Supported JSON Config File Options

The following table summarizes the options for the json config file:

Attribute

Description

Values

Method

The mechanism to perform measurement and quantization. This is a mandatory attribute.

  • HOOKS - Replaces PT nn.modules with measurement modules or quantized modules.

Mode

The mode, measure or quantize, to run HQT with.

  • MEASURE - Measure statistics of all modules and emit the results to dump_stats_path.

  • QUANTIZE (default) - Quantize and run the model according to the provided measurements.

Observer

The observer to measure the statistics.

  • maxabs (default)

  • save - Saves all tensors to files.

Allowlist

List of nn.Module names or types to quantize. When setting an empty list, all the supported modules will be quantized by default. See Supported Modules. Not setting the list at all is not recommended as it will set the allowlist to these modules only: torch.nn.Linear, torch.nn.Conv2d, and BMM.

Default = empty list

Blocklist

List of nn.Module names or types not to quantize. Defaults to empty list, so you may omit it from the config file.

Default = empty list

dump_stats_path

The path to save and load the measurements. The path is created up until the level before last “/”. The string after the last / will be used as prefix to all the measurement files that will be created.

Default = stats

dump_stats_xlsx_path

Path to dump an excel containing statistics for analysis. Relevant only for “MEASURE” mode.

Default = stats.xlsx

scale_method

The method for calculating the scale from the measurement.
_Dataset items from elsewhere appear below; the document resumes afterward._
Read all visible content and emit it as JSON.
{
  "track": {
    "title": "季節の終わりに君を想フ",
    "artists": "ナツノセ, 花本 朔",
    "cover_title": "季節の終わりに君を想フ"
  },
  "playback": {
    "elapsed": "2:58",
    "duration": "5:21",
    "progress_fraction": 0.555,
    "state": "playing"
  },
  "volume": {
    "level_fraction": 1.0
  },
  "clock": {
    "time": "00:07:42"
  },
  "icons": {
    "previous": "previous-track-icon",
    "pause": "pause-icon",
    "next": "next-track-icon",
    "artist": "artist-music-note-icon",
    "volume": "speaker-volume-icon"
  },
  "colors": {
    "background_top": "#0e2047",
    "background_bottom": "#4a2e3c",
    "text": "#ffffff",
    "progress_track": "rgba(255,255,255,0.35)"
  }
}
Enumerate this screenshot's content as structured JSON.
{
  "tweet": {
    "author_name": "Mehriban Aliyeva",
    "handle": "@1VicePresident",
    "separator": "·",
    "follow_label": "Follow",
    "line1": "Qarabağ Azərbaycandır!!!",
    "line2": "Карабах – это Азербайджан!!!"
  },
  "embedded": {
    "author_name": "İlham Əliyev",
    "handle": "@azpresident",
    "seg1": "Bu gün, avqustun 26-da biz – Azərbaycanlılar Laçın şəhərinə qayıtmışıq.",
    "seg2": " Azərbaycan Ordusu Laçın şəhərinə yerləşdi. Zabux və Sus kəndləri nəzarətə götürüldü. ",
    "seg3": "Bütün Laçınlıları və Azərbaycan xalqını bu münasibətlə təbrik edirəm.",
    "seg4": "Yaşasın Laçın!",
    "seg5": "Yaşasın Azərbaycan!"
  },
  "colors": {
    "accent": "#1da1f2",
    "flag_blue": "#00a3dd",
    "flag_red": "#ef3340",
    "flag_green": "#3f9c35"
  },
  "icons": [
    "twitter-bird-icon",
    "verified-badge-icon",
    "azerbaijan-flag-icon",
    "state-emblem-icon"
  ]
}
  • without_scale (default) - Convert to/from FP8 without scaling.

  • unit_scale - Always use scale of 1.

  • maxabs_hw - Scale is calculated to stretch/compress the maxabs measurement to the full-scale of FP8 and then aligned to the corresponding HW accelerated scale.

  • maxabs_pow2 - Scale is calculated to stretch/compress the maxabs measurement to the full-scale of FP8 and then rounded to the power of 2.

  • maxabs_hw_opt_weight - Scale of model params (weights) is chosen as the scale that provides minimal mean-square-error between quantized and non-quantized weights, from all possible HW accelerated scales. Scale of activations is calculated the same as maxabs_hw.

  • act_maxabs_pow2_weights_pcs_opt_pow2 - Scale of model params (weights) is calculated per-channel of the params tensor. The scale per-channel is calculated the same as maxabs_hw_opt_weight. Scale of activations is calculated the same as maxabs_pow2.

  • act_maxabs_hw_weights_pcs_maxabs_pow2 - Scale of model params (weights) is calculated per-channel of the params tensor. The scale per-channel is calculated the same as maxabs_pow2. Scale of activations is calculated the same as maxabs_hw.

measure_exclude

If this attribute is not defined, the default is OUTPUT. Since most models do not require measuring output tensors, you can exclude it to speed up the measurement process. If you are using Softmax module, make sure output measurement is enabled to quantize your model. Otherwise, quantization will fail.

  • NONE - All tensors are measured.

  • OUTPUT (default) - Excludes measurement of output tensors.